HOLDSWORTH, Annie E (Sister of John)
Various Internet Sources
Sister of John N.B. and William W. Holdsworth. Daughter of William Holdsworth.
BORN 1860, Jamaica – DIED 1917
REAL NAME Holdsworth, Eliza Ann
GRAVE LOCATION Firenze: Cimitero Evangelico Agli Allori, Via Senese 184, Galluzo (2PPsSA V 20u)
Annie Holdsworth was born in Jamaica as the daughter of the Reverend William Holdsworth. Her father worked as a missionary among freed slaves. As a girl she started writing and after her father died she moved to London.

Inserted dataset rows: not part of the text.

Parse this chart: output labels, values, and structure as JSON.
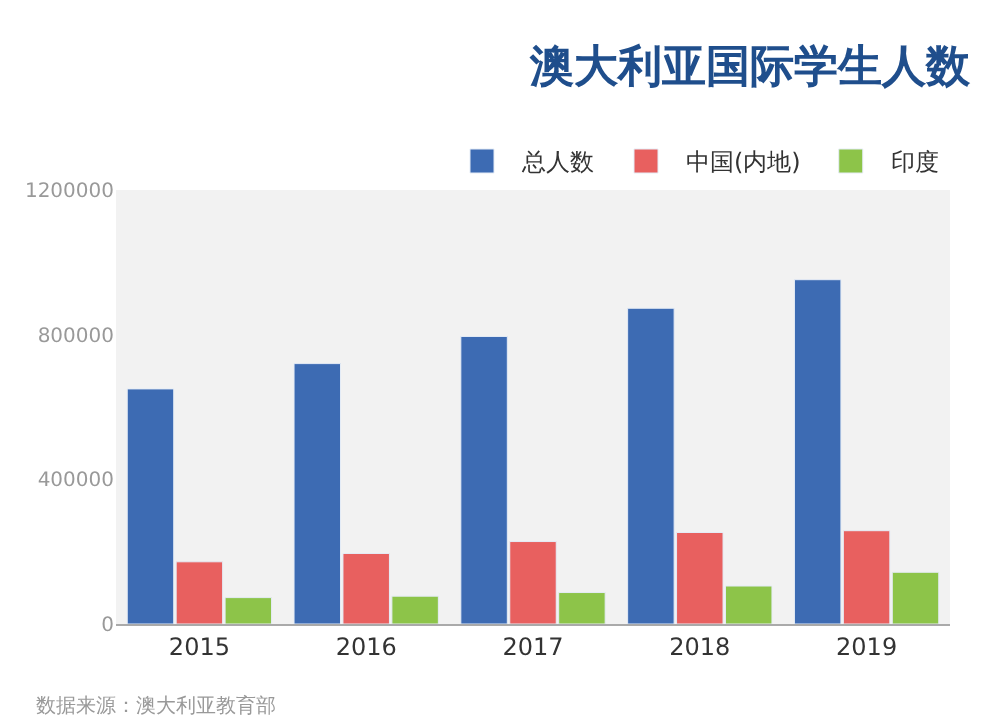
{
  "chart_data": {
    "type": "bar",
    "title": "澳大利亚国际学生人数",
    "categories": [
      "2015",
      "2016",
      "2017",
      "2018",
      "2019"
    ],
    "series": [
      {
        "name": "总人数",
        "color": "#3d6bb3",
        "values": [
          650000,
          720000,
          795000,
          873000,
          952000
        ]
      },
      {
        "name": "中国(内地)",
        "color": "#e8605f",
        "values": [
          172000,
          195000,
          228000,
          253000,
          258000
        ]
      },
      {
        "name": "印度",
        "color": "#8dc449",
        "values": [
          73000,
          77000,
          87000,
          105000,
          143000
        ]
      }
    ],
    "ylim": [
      0,
      1200000
    ],
    "yticks": [
      0,
      400000,
      800000,
      1200000
    ],
    "grid": false,
    "legend": "top right",
    "annotations": [
      "数据来源：澳大利亚教育部"
    ]
  }
}
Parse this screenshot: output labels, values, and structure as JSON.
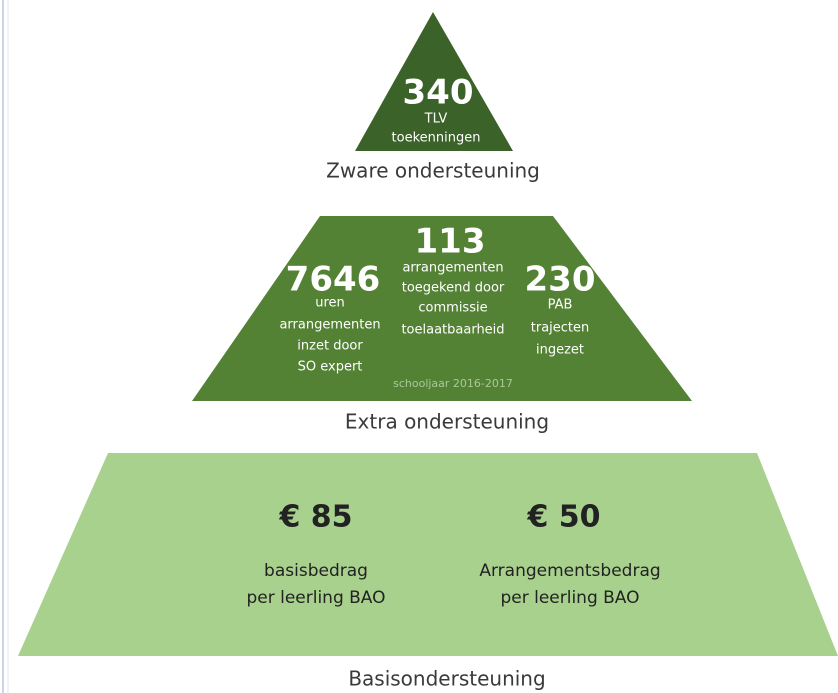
{
  "levels": [
    {
      "caption": "Zware ondersteuning",
      "stats": [
        {
          "value": "340",
          "lines": [
            "TLV",
            "toekenningen"
          ]
        }
      ]
    },
    {
      "caption": "Extra ondersteuning",
      "stats": [
        {
          "value": "7646",
          "lines": [
            "uren",
            "arrangementen",
            "inzet door",
            "SO expert"
          ]
        },
        {
          "value": "113",
          "lines": [
            "arrangementen",
            "toegekend door",
            "commissie",
            "toelaatbaarheid"
          ]
        },
        {
          "value": "230",
          "lines": [
            "PAB",
            "trajecten",
            "ingezet"
          ]
        }
      ],
      "note": "schooljaar 2016-2017"
    },
    {
      "caption": "Basisondersteuning",
      "stats": [
        {
          "value": "€ 85",
          "lines": [
            "basisbedrag",
            "per leerling BAO"
          ]
        },
        {
          "value": "€ 50",
          "lines": [
            "Arrangementsbedrag",
            "per leerling BAO"
          ]
        }
      ]
    }
  ]
}
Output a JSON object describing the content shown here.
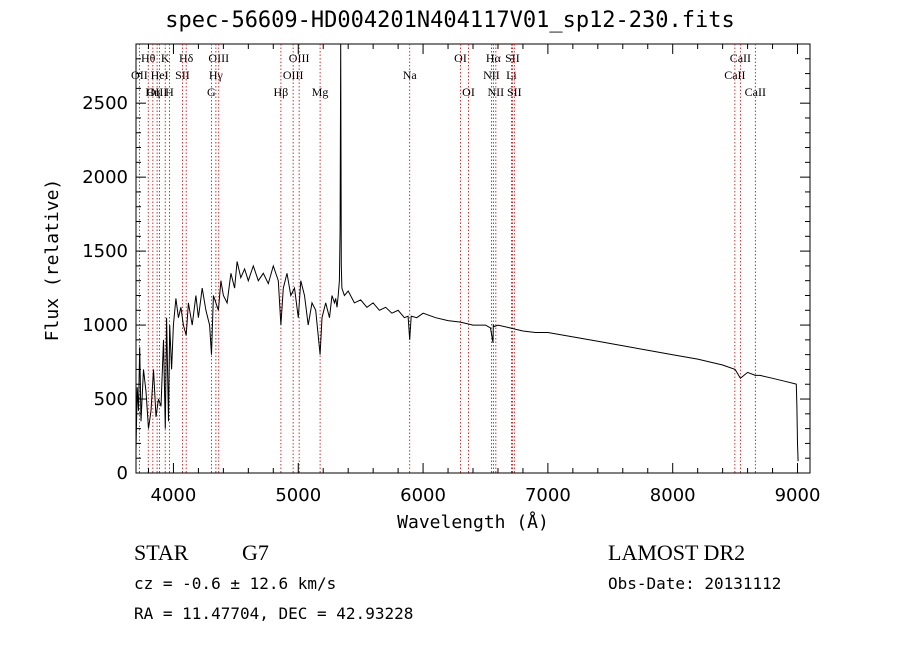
{
  "chart_data": {
    "type": "line",
    "title": "spec-56609-HD004201N404117V01_sp12-230.fits",
    "xlabel": "Wavelength (Å)",
    "ylabel": "Flux (relative)",
    "xlim": [
      3700,
      9100
    ],
    "ylim": [
      0,
      2900
    ],
    "xticks": [
      4000,
      5000,
      6000,
      7000,
      8000,
      9000
    ],
    "yticks": [
      0,
      500,
      1000,
      1500,
      2000,
      2500
    ],
    "lines": [
      {
        "label": "Hθ",
        "wavelength": 3798,
        "row": 0
      },
      {
        "label": "K",
        "wavelength": 3934,
        "row": 0
      },
      {
        "label": "Hδ",
        "wavelength": 4102,
        "row": 0
      },
      {
        "label": "OIII",
        "wavelength": 4363,
        "row": 0
      },
      {
        "label": "OIII",
        "wavelength": 5007,
        "row": 0
      },
      {
        "label": "OI",
        "wavelength": 6300,
        "row": 0
      },
      {
        "label": "Hα",
        "wavelength": 6563,
        "row": 0
      },
      {
        "label": "SII",
        "wavelength": 6716,
        "row": 0
      },
      {
        "label": "CaII",
        "wavelength": 8542,
        "row": 0
      },
      {
        "label": "OII",
        "wavelength": 3727,
        "row": 1
      },
      {
        "label": "HeI",
        "wavelength": 3889,
        "row": 1
      },
      {
        "label": "SII",
        "wavelength": 4072,
        "row": 1
      },
      {
        "label": "Hγ",
        "wavelength": 4340,
        "row": 1
      },
      {
        "label": "OIII",
        "wavelength": 4959,
        "row": 1
      },
      {
        "label": "Na",
        "wavelength": 5893,
        "row": 1
      },
      {
        "label": "NII",
        "wavelength": 6548,
        "row": 1
      },
      {
        "label": "Li",
        "wavelength": 6708,
        "row": 1
      },
      {
        "label": "CaII",
        "wavelength": 8498,
        "row": 1
      },
      {
        "label": "OIII",
        "wavelength": 3869,
        "row": 2
      },
      {
        "label": "Hη",
        "wavelength": 3835,
        "row": 2
      },
      {
        "label": "H",
        "wavelength": 3968,
        "row": 2
      },
      {
        "label": "G",
        "wavelength": 4304,
        "row": 2
      },
      {
        "label": "Hβ",
        "wavelength": 4861,
        "row": 2
      },
      {
        "label": "Mg",
        "wavelength": 5175,
        "row": 2
      },
      {
        "label": "OI",
        "wavelength": 6364,
        "row": 2
      },
      {
        "label": "NII",
        "wavelength": 6583,
        "row": 2
      },
      {
        "label": "SII",
        "wavelength": 6731,
        "row": 2
      },
      {
        "label": "CaII",
        "wavelength": 8662,
        "row": 2
      }
    ],
    "series": [
      {
        "name": "flux",
        "x": [
          3700,
          3710,
          3720,
          3730,
          3740,
          3760,
          3780,
          3800,
          3820,
          3840,
          3860,
          3880,
          3900,
          3920,
          3935,
          3945,
          3960,
          3970,
          3985,
          4000,
          4020,
          4040,
          4060,
          4080,
          4102,
          4120,
          4150,
          4180,
          4200,
          4230,
          4260,
          4290,
          4305,
          4320,
          4340,
          4360,
          4380,
          4400,
          4430,
          4460,
          4490,
          4510,
          4540,
          4570,
          4600,
          4640,
          4680,
          4720,
          4760,
          4800,
          4840,
          4861,
          4880,
          4910,
          4940,
          4970,
          5000,
          5020,
          5050,
          5080,
          5110,
          5140,
          5175,
          5190,
          5220,
          5250,
          5270,
          5290,
          5300,
          5310,
          5320,
          5330,
          5335,
          5340,
          5345,
          5350,
          5370,
          5400,
          5450,
          5500,
          5550,
          5600,
          5650,
          5700,
          5750,
          5800,
          5850,
          5880,
          5893,
          5905,
          5950,
          6000,
          6100,
          6200,
          6300,
          6400,
          6500,
          6540,
          6560,
          6563,
          6570,
          6600,
          6700,
          6800,
          6900,
          7000,
          7200,
          7400,
          7600,
          7800,
          8000,
          8200,
          8400,
          8500,
          8542,
          8600,
          8662,
          8700,
          8800,
          8900,
          8990,
          8995,
          9000,
          9005
        ],
        "y": [
          150,
          580,
          420,
          850,
          350,
          700,
          550,
          300,
          420,
          700,
          380,
          500,
          450,
          900,
          300,
          1050,
          350,
          1000,
          700,
          1000,
          1180,
          1050,
          1120,
          1000,
          930,
          1150,
          1000,
          1200,
          1050,
          1250,
          1100,
          1000,
          800,
          1200,
          1150,
          1100,
          1300,
          1200,
          1150,
          1350,
          1250,
          1430,
          1320,
          1380,
          1300,
          1400,
          1300,
          1350,
          1280,
          1400,
          1300,
          1000,
          1250,
          1350,
          1200,
          1250,
          1050,
          1300,
          1200,
          1000,
          1150,
          1100,
          800,
          1050,
          1150,
          1050,
          1200,
          1150,
          1180,
          1120,
          1200,
          1300,
          1650,
          2900,
          1400,
          1250,
          1200,
          1230,
          1150,
          1170,
          1120,
          1150,
          1100,
          1120,
          1080,
          1100,
          1050,
          1060,
          900,
          1060,
          1050,
          1080,
          1050,
          1030,
          1020,
          1000,
          1000,
          980,
          880,
          1000,
          990,
          1000,
          980,
          960,
          950,
          950,
          920,
          890,
          860,
          830,
          800,
          770,
          730,
          700,
          640,
          680,
          660,
          660,
          640,
          620,
          600,
          450,
          200,
          80
        ]
      }
    ]
  },
  "info": {
    "class_label": "STAR",
    "subclass": "G7",
    "survey": "LAMOST DR2",
    "redshift": "cz = -0.6 ± 12.6 km/s",
    "obs_date": "Obs-Date: 20131112",
    "coords": "RA =  11.47704, DEC =  42.93228"
  }
}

She was a member of the staff of the W.T. Stead’s “Review of Reviews” and together with Isabella Caroline Somers-Cocks she became the editor of the “The Woman’s Signal”. She was an active feminist. In 1894 her best known novel “Joanna Traill, Spinster” was published and many more novels followed, among them “The Years that the Locust Hath Eaten” (1895).
In 1898 she married Eugene Lee-Hamilton, the half-brother of author Vernon Lee in Hampshire. Curiously, Vernon Lee was present and approved of the marriage but advised against her brother having any children. When Annie was pregnant in 1902 this was an ‘awful catastrophe’ for Vernon Lee. A daughter was born in 1903, but the little girl died in 1904. In 1907 her husband died as well.
In 1909 she published “Lady Letton Brandon”. After her death in 1917 she was buried next to her husband in Florence.
Joanna Traill, Spinster (1894) William Heinemann, London
The Years That the Locust Hath Eaten (1895) William Heinemann, London
Spindles and Oars (1896) Ward, Locke & Co., Ltd., London
The Gods Arrive (1898) William Heinemann, London
Forest Notes (in collaboration with her husband)
The Valley of the Great Shadow (1899) William Heinemann, London
Great Lowlands (1901)
Michael Ross, Minister (1902) Dodd, Mead & Company, New York
A New Paolo and Francesca (1904) John Lane, London
The Iron Gates (1906)
Lady Letty Brandon (1909) John Long, London
“Peace” and “In the Shadow of His Hand Hath He Hid Me” (1880) in The Christian Miscellany, and Family Visitor, Wesleyan Conference Office, London
“A Study in Oak” (1886) in Belgravia, Vol. 60, An illustrated magazine, Chatto & Windus, London
“When the Gorse is in Flower” (1897) in The English illustrated magazine, Volume 16, The Illustrated London News, Ltd., London
The Longman Companion to Victorian Fiction states that “after her husbands death with a young daughter and two invalid sisters to support….” so there is still some research to do!